La course est aussi le terrain d’une vieille rivalité entre Bordelais et Charentais, mais, durant les années 60 ce duel est masqué par la suprématie des « poulains d’Antonin Magne » dont les maillots violets maîtrisent le peloton, sans interdire, pour autant, les intrusions victorieuses des Bretons (Le Mellec réalise le doublé Bordeaux-Saintes et Laguirande en 1964). Entre 1946 et 2002, le décompte des origines régionales des vainqueurs fait apparaître une très légère domination des Bordelais sur une large représentation du « grand quart sud-ouest de la France » (cf. tableau ci-dessous)

 

REGIONS

DATES

TOTAL

Agenais

1953,1957,1974,1975,1979,1981,1983,1984,1986,1988,1998,2000

12

Bordelais

1947,1952,1954,1961,1962,1967,1968,1971,1972,1973,1977,1985,1989,1997

14

Bretagne

1964,1965,1970

3

Centre-Limousin

1946,1958,1982,1991,1993,1995,2001

7

Charentes

1949,1950,1959,1963,1966,1976,1978,1980,1987,1990,1994,2002

12

Pyrénées

1948,1952,1955,1956,1992,1996,1999

7

Etrangers

Danemark 1960 , Espagne 1969

2

 Tableau récapitulatif des différents vainqueurs selon les régions auxquelles leurs clubs sont affiliés (1946-2002).

 

            Entre 1948 et 19992, 18 des 43 vainqueurs de cette épreuve sont ou seront des coureurs professionnels et, parmi eux, certains  gagnent des étapes du Tour de France (9)[23] ou portent le maillot jaune (J. Bossis) ou le maillot vert (J. Gainche).
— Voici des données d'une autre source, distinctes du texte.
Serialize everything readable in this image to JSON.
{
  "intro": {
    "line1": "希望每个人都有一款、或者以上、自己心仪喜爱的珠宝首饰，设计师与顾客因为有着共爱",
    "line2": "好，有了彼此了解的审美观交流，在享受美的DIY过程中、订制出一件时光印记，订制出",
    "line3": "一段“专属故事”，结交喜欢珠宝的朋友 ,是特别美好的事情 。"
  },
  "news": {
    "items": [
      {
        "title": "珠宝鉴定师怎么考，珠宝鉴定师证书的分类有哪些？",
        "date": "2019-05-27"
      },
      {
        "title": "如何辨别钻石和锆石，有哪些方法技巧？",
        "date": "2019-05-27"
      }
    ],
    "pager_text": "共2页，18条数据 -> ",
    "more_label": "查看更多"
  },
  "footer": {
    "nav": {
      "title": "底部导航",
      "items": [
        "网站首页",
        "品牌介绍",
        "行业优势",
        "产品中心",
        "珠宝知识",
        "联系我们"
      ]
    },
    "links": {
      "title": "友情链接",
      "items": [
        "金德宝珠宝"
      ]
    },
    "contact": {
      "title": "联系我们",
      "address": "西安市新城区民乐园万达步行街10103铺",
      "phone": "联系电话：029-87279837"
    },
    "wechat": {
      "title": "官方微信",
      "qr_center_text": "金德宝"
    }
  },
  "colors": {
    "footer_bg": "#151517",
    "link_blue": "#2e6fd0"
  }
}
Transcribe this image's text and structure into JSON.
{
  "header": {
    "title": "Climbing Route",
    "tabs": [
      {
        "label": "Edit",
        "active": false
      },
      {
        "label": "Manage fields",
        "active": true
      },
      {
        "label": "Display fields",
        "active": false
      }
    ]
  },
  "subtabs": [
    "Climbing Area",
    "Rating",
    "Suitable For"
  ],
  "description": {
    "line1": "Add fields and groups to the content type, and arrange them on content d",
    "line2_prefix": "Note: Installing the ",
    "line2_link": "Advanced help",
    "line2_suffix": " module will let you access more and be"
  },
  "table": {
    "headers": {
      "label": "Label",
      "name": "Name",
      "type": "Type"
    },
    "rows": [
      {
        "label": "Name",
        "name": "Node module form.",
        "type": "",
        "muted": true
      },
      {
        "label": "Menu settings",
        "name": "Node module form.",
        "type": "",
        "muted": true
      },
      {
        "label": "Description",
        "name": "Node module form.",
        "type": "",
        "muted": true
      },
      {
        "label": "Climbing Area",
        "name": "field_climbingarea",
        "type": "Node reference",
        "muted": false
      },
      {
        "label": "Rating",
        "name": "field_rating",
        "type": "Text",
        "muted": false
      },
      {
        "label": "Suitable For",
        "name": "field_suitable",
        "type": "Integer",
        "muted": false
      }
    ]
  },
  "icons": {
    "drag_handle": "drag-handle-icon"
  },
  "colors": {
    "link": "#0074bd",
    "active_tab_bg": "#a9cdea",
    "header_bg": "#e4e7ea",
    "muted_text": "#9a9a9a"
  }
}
Ces faits sont à rapprocher des critères - plus ou moins explicites – utilisés pour apprécier une course comme le font les coureurs eux-mêmes quand ils en évoquent « une belle ». La  « belle » en question, c’est une épreuve qu’il n’est pas facile de gagner. Ceux qui l’ont remportée, ont fait carrière. Elle fait partie des preuves que l’on doit faire. Une analyse du palmarès permet de comprendre ce que le journaliste appelle « un assidu récompensé »[24]. Entre 1951 et 1998, 15 vainqueurs ont déjà été classés dans les dix premiers au cours des années précédentes (dont six à la deuxième place).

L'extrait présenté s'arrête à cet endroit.